Avis de Ernest : "Une autre manière d’être au monde"
Cet ouvrage est sorti pour la première fois en 2021, et il connaît une réédition en 2026. Il est sous-titré Des façons d’être au monde entre circulations et ancrage .
Dans son introduction, l’auteure affirme que, par cet ouvrage, elle compte déconstruire les imaginaires et que pour cela, elle va « historiciser les catégories et les images qui leur sont attachées, de penser comment, pourquoi et par qui elles ont été élaborées » (page 11).
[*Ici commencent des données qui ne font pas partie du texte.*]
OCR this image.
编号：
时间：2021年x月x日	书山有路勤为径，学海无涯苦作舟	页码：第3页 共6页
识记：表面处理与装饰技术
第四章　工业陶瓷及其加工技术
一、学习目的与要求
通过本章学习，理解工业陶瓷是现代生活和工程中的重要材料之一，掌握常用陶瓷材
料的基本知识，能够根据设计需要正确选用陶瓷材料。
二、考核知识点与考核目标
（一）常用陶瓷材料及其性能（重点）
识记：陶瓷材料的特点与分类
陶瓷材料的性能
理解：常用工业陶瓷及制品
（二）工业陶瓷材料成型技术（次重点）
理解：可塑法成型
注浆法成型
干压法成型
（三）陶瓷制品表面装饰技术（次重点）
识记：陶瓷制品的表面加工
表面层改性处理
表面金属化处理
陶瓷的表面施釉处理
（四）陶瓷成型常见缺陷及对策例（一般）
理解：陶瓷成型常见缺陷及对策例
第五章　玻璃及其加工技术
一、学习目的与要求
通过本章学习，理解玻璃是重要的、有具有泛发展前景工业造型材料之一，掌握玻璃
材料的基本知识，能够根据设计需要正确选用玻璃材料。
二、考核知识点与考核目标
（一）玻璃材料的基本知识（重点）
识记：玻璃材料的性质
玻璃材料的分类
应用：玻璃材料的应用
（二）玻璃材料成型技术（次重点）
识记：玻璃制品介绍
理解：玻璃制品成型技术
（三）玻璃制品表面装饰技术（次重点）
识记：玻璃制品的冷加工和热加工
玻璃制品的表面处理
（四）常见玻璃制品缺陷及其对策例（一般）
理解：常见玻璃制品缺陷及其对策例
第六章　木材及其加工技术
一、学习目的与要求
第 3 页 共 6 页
Cependant elle n’entend pas combattre les questions discriminatoires concernant les tsiganes mais désire aussi mettre « en lumière leur participation à la vie sociale, culturelle, économique et politique des sociétés européennes dont ils sont partie prenante depuis au moins le xive siècle (…) L’enjeu est de mettre en lumière les capacités d’adaptation et d’invention des populations tsiganes qui font d’elles un arché type de " peuple-résistance" ( p. 11).
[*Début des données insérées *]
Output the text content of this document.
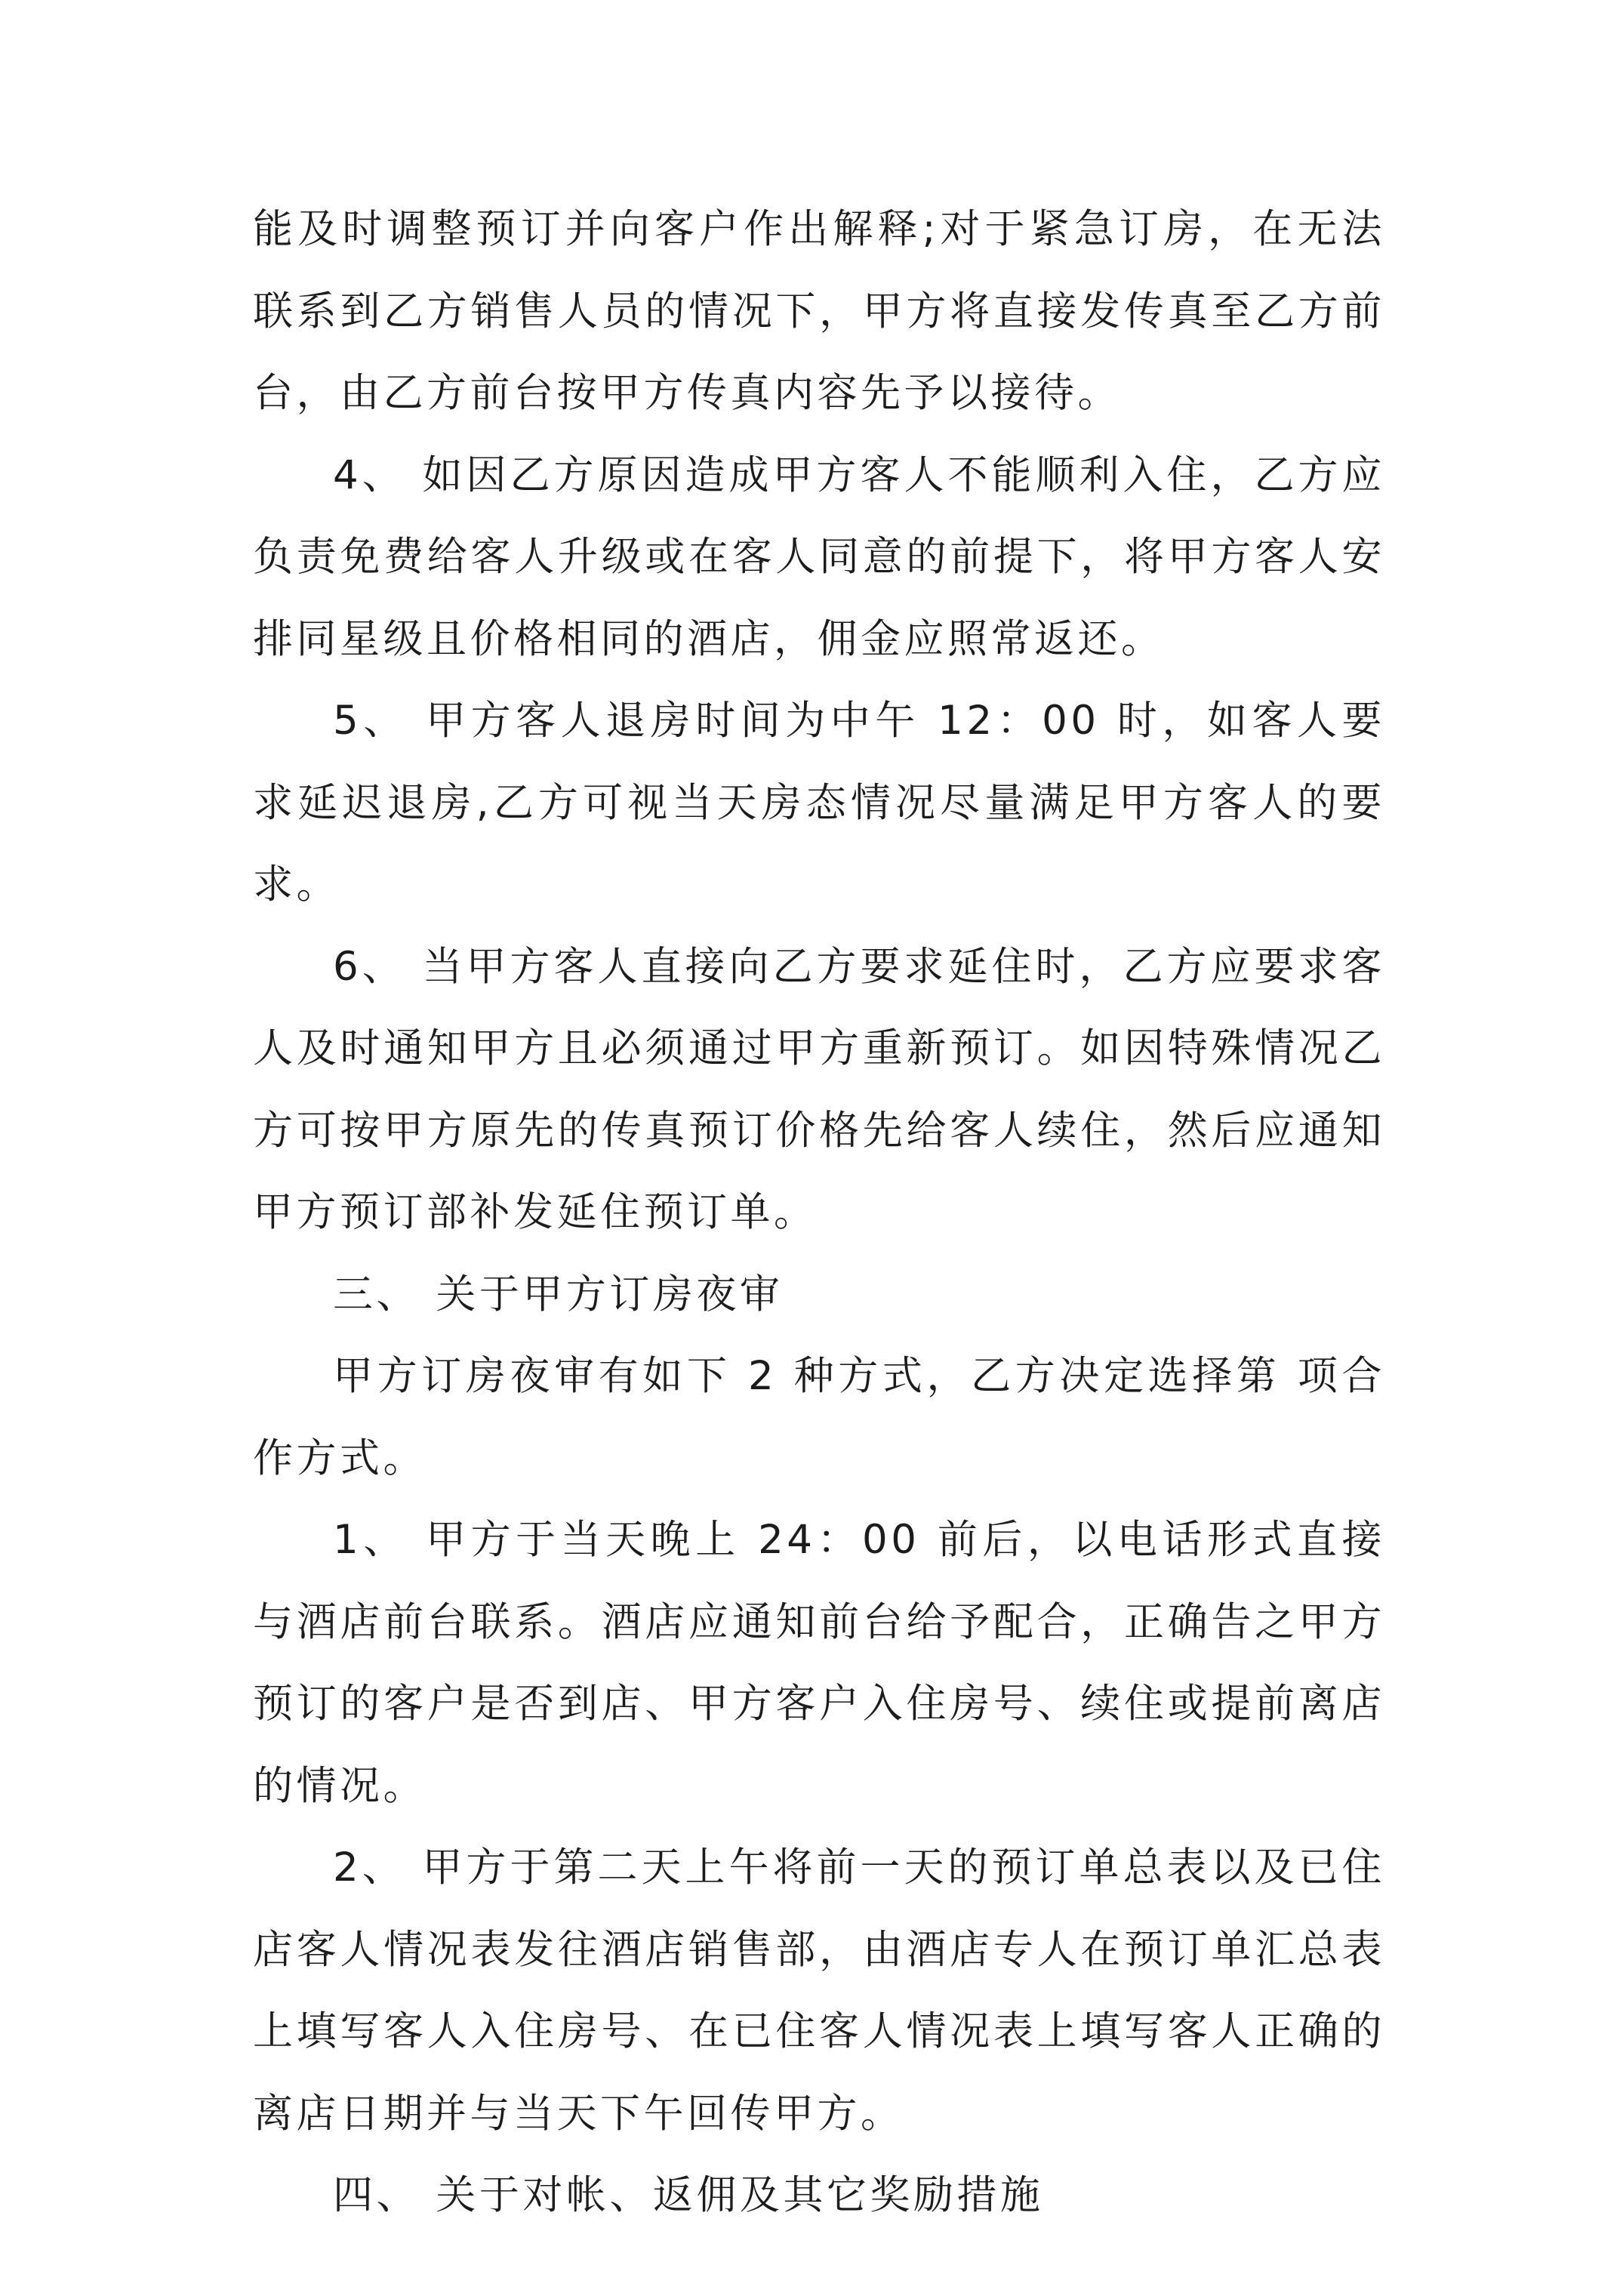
能及时调整预订并向客户作出解释;对于紧急订房，在无法联系到乙方销售人员的情况下，甲方将直接发传真至乙方前台，由乙方前台按甲方传真内容先予以接待。

4、 如因乙方原因造成甲方客人不能顺利入住，乙方应负责免费给客人升级或在客人同意的前提下，将甲方客人安排同星级且价格相同的酒店，佣金应照常返还。

5、 甲方客人退房时间为中午 12：00 时，如客人要求延迟退房,乙方可视当天房态情况尽量满足甲方客人的要求。

6、 当甲方客人直接向乙方要求延住时，乙方应要求客人及时通知甲方且必须通过甲方重新预订。如因特殊情况乙方可按甲方原先的传真预订价格先给客人续住，然后应通知甲方预订部补发延住预订单。

三、 关于甲方订房夜审

甲方订房夜审有如下 2 种方式，乙方决定选择第 项合作方式。

1、 甲方于当天晚上 24：00 前后，以电话形式直接与酒店前台联系。酒店应通知前台给予配合，正确告之甲方预订的客户是否到店、甲方客户入住房号、续住或提前离店的情况。

2、 甲方于第二天上午将前一天的预订单总表以及已住店客人情况表发往酒店销售部，由酒店专人在预订单汇总表上填写客人入住房号、在已住客人情况表上填写客人正确的离店日期并与当天下午回传甲方。

四、 关于对帐、返佣及其它奖励措施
Dans sa première partie, Adèle Sudre entend rechercher ce qui unit les populations nomades tsiganes aux noms si divers et aujourd’hui vivant dans des pays différents de tous les continents à l’exception évidemment de l’Antarctique. On rapporte traditionnellement que leur origine commune serait l’Inde. L’auteure préfère retenir que « Ancrés depuis au moins le xive siècle dans l’espace européen, ils ont participé à la construction des sociétés européennes » (page 25). Elle évoque nombre de stigmates les touchant et certaines caractéristiques valorisantes qui leur sont attribuées tant dans le journalisme d’actualité que dans les fictions. Aujourd’hui ils suscitent encore l’hostilité, et précisons de notre chef qu’il faut dire que les actions réellement malveillantes de certains d’entre eux ne manquent pas d’être médiatisées.
On se devait de parler évidemment de la la loi de 1912 qui a pour objectif de contrôler rigoureusement et de façon tatillonne leur mobilité. À la Belle Époque, certains tsiganes sont des objets d’attraction lors des expositions internationales ou dans les zoos. Les populations nomades circulent dans un espace géographique connu qui leur est habituel, même si par exemple en France ils peuvent aller d’un lieu dans un département donné vers un autre département non limitrophe mais toutefois situé à moins de quatre cent kilomètres (précisions que nous apportons, en fonction de nos connaissances propres). Ces endroits sont fréquentés par des générations successives de la même famille. Certaines personnes se sédentarisent progressivement, ne bougeant plus que pour une saison. Dès l’Entre-deux-guerres, certains demandent à être radié de la catégorie de nomade, en argumentant qu’ils ont un métier fixe dans un lieu donné.
Adèle Sudre s’intéresse aux modes de déplacement des tsiganes, certains possédant une carte mentale des lieux. Leur façon de regarder le monde, de l’explorer, de le parcourir ou de s’y attacher sont profondément originales.
Le vécu de la famille de Matéo Maximoff (né le 17 janvier 1917 à Barcelone et décédé le 24 novembre 1999 à Montreuil) à travers plusieurs générations est largement exploité car il l’a mis par écrit. Sont également utilisés les manuscrits du père Chatard, prêtre dominicain approchant les populations gitanes dans un bidonville de Lyon dans les années cinquante. Victor Vishnevsky, né en 1938 à Shanghai, est le dépositaire du souvenir familial d’un exil familial depuis la Russie vers la Chine, la Birmanie, l’Iran puis le Brésil, à travers de Memórias de um Cigano.
Les évènements historiques ont des conséquences sur les déplacements ; c’est le cas avec les Révolutions russes, la guerre civile au Mexique ou l’arrivée au pouvoir des communistes en Chine. Les persécutions qu’ils subissent dès l’arrivée au pouvoir d’Hitler et dans l’Europe occupée sont évoquées. L’évolution de l’économie française a amené certains à changer de modes de vie, ainsi des vanniers sont devenus des ferrailleurs et ces derniers ont pu passer brocanteurs.
De la conclusion, on peut tire : « Les mondes tsiganes, « lucioles sur la brisure du jour » pour reprendre les mots du poète René Char, éclairent ainsi, au-delà de leur propre histoire, l’enchevêtrement des mondes sociaux, culturels, politiques et économiques et la façon dont les groupes humains mettent en place des dynamiques spatiales dans des contextes spécifiques et les ajustent avec les autres » (page 185).